A vivid, powerful, and controversial look at how the world gets Africa wrong, and how a resurgent Africa is forcing it to think again.
Africa has long been misunderstood -- and abused -- by outsiders. Correspondent Alex Perry traveled the continent for most of a decade, meeting with entrepreneurs and warlords, professors and cocaine smugglers, presidents and jihadis. Beginning with a devastating investigation into a largely unreported war crime-in 2011, when the US and the major aid agencies helped cause a famine in which 250,000 Somalis died-he finds Africa at a moment of furious self-assertion. To finally win their freedom, Africans must confront three last false prophets-Islamists, dictators and aid workers-who would keep them in their bonds.
Beautifully written, intimately reported, and sure to spark debate, The Rift passionately argues that a changing Africa revolutionizes our ideas of it, and of ourselves.

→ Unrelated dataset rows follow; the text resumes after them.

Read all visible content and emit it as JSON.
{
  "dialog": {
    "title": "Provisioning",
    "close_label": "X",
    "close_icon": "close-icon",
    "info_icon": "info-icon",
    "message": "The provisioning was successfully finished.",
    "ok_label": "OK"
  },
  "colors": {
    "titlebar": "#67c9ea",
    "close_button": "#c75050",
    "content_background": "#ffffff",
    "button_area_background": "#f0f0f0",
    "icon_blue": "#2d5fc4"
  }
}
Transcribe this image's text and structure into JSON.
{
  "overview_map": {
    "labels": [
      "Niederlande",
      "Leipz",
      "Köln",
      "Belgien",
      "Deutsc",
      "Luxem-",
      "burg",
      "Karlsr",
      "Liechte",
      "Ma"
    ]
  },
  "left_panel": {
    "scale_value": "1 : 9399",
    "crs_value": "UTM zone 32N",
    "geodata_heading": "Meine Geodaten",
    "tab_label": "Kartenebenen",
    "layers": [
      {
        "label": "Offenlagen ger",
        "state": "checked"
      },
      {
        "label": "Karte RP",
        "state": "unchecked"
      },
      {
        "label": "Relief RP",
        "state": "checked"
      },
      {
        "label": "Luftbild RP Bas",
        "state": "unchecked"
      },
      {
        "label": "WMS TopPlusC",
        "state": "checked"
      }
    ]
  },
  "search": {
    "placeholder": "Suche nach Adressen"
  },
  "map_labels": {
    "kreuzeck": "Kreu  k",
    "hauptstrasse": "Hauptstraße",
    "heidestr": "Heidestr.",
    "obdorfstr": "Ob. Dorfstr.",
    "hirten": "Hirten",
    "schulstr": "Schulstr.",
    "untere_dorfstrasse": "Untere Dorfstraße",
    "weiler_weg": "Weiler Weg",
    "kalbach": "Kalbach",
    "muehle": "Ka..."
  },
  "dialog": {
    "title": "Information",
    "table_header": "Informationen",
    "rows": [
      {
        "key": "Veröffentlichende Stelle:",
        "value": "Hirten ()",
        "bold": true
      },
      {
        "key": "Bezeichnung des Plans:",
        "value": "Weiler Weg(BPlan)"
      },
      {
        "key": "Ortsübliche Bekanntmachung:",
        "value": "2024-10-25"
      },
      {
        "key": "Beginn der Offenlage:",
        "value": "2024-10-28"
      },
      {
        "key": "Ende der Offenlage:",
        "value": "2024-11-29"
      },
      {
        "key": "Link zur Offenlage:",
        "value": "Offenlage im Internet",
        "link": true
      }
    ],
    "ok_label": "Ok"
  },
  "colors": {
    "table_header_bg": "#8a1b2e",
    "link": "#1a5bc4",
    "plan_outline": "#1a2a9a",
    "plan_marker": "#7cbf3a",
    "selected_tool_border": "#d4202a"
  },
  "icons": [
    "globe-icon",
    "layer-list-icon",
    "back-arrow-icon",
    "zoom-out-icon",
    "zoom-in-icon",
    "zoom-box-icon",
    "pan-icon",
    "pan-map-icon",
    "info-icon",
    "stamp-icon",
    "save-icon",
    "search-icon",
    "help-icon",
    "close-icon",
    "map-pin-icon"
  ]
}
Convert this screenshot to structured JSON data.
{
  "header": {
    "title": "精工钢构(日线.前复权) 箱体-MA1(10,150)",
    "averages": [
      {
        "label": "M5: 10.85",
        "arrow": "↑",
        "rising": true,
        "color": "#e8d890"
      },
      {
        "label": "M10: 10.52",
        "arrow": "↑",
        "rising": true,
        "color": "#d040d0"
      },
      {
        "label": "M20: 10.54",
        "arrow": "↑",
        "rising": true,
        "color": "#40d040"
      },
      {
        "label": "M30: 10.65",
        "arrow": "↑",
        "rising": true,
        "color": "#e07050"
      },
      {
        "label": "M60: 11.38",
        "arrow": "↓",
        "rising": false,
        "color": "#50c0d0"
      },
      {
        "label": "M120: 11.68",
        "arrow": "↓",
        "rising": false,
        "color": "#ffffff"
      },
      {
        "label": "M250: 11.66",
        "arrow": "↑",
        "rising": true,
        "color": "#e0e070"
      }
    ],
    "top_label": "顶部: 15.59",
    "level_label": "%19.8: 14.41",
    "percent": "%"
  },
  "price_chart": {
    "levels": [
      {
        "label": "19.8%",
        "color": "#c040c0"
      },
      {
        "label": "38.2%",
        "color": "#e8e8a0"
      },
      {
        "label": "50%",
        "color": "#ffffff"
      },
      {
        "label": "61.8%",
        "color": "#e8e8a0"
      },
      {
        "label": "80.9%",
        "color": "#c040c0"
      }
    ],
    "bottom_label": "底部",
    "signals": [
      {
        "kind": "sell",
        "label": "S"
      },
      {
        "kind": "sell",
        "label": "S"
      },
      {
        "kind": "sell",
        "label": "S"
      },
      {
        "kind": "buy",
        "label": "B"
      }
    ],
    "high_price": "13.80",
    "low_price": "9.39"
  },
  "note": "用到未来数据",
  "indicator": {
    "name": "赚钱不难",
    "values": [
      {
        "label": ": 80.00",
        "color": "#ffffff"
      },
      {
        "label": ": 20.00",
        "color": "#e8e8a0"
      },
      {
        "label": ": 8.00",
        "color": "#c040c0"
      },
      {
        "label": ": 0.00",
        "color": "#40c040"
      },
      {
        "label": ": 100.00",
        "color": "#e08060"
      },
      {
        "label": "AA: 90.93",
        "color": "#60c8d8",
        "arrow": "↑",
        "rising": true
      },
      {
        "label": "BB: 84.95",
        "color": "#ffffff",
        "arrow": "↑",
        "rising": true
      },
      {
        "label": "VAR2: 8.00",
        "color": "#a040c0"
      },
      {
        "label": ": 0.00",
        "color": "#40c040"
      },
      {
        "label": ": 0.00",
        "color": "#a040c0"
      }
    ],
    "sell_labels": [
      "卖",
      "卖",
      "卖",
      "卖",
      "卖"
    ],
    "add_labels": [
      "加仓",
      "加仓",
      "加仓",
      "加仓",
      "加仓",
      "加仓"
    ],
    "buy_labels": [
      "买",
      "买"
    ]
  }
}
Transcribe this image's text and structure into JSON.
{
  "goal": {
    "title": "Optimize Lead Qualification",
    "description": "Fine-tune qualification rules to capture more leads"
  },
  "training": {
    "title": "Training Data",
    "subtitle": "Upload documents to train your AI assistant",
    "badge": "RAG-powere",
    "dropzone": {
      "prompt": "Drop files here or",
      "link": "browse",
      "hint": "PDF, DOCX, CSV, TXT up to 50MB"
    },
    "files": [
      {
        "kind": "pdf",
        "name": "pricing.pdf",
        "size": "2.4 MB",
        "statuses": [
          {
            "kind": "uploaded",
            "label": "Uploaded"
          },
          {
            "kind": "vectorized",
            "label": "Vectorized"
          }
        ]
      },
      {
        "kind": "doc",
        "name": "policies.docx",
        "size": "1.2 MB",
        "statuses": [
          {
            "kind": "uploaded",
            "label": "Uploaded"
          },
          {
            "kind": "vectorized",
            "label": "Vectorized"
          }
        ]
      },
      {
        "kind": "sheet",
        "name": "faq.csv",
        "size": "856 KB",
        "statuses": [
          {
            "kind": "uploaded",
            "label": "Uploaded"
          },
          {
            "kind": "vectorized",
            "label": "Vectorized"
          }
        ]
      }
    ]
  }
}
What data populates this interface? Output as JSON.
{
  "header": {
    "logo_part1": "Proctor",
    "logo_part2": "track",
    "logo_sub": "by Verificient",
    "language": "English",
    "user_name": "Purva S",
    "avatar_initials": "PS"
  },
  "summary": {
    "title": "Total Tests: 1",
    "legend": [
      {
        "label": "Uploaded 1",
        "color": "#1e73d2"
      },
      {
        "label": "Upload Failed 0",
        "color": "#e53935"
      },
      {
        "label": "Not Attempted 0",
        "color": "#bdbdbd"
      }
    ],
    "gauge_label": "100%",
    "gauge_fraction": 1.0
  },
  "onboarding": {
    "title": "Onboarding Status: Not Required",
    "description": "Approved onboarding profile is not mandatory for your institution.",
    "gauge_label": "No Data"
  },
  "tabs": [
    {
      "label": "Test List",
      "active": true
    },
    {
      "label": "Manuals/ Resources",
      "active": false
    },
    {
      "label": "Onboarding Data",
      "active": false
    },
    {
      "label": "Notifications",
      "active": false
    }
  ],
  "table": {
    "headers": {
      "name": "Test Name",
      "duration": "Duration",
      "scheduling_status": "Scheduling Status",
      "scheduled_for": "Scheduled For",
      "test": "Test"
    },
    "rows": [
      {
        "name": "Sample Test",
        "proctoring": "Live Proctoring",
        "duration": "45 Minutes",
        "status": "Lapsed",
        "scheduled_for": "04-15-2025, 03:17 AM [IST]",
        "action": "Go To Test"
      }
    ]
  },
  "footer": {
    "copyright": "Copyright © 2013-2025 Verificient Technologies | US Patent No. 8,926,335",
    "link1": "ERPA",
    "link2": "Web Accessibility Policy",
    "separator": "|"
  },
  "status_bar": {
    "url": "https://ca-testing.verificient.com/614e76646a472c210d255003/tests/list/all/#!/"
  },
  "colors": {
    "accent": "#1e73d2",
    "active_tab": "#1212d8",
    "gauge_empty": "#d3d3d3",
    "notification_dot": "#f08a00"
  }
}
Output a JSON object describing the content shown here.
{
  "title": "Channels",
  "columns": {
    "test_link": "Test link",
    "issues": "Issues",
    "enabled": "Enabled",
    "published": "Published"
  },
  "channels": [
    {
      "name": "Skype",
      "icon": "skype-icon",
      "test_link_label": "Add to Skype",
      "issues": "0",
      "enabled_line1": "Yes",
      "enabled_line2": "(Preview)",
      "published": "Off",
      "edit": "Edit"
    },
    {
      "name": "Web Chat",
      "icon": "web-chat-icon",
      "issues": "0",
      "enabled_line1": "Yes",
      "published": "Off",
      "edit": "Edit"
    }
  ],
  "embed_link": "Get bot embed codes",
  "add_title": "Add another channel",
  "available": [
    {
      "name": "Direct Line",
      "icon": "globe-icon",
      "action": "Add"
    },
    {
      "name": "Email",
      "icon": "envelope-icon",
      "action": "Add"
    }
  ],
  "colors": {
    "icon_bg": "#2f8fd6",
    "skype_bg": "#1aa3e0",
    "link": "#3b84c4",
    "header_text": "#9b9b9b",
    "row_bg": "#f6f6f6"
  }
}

In this stunning book about the past, present, and future of Africa, foreign correspondent Perry (who's written for Time and Newsweek) achieves the seemingly impossible: he writes about the continent from a Western perspective without trying to define Africa to the West, inviting Africans to speak directly to his readers. Perry starts his continental journey in Somalia during the catastrophic 2011 famine; moves on to the world's newest and most volatile nation, South Sudan; and then works his way through 14 more sub-Saharan African nations. He places current crises into historical context, buttressed by on-the-ground reporting. Perry examines widely discussed issues affecting Africa (including famine, AIDS, humanitarian aid, terrorism, corruption, and Chinese influence), always mindful of the bearing each has on Africa's future. Along the way, Perry bumps into George Clooney in South Sudan, watches Robert Mugabe speak to a crowd in Zimbabwe, and confronts Jacob Zuma in South Africa. The stories he tells, of average Africans trying to carve out a better life, have the vividness of fiction. Perry also exposes the flaws of large-scale humanitarianism in Africa, addressing the inflated claims made for its success and its often counterproductive strategies. Candid, smart, and self-aware, this work is an impressive accomplishment that does more to give Western readers context for Africa's current condition than any book in recent memory.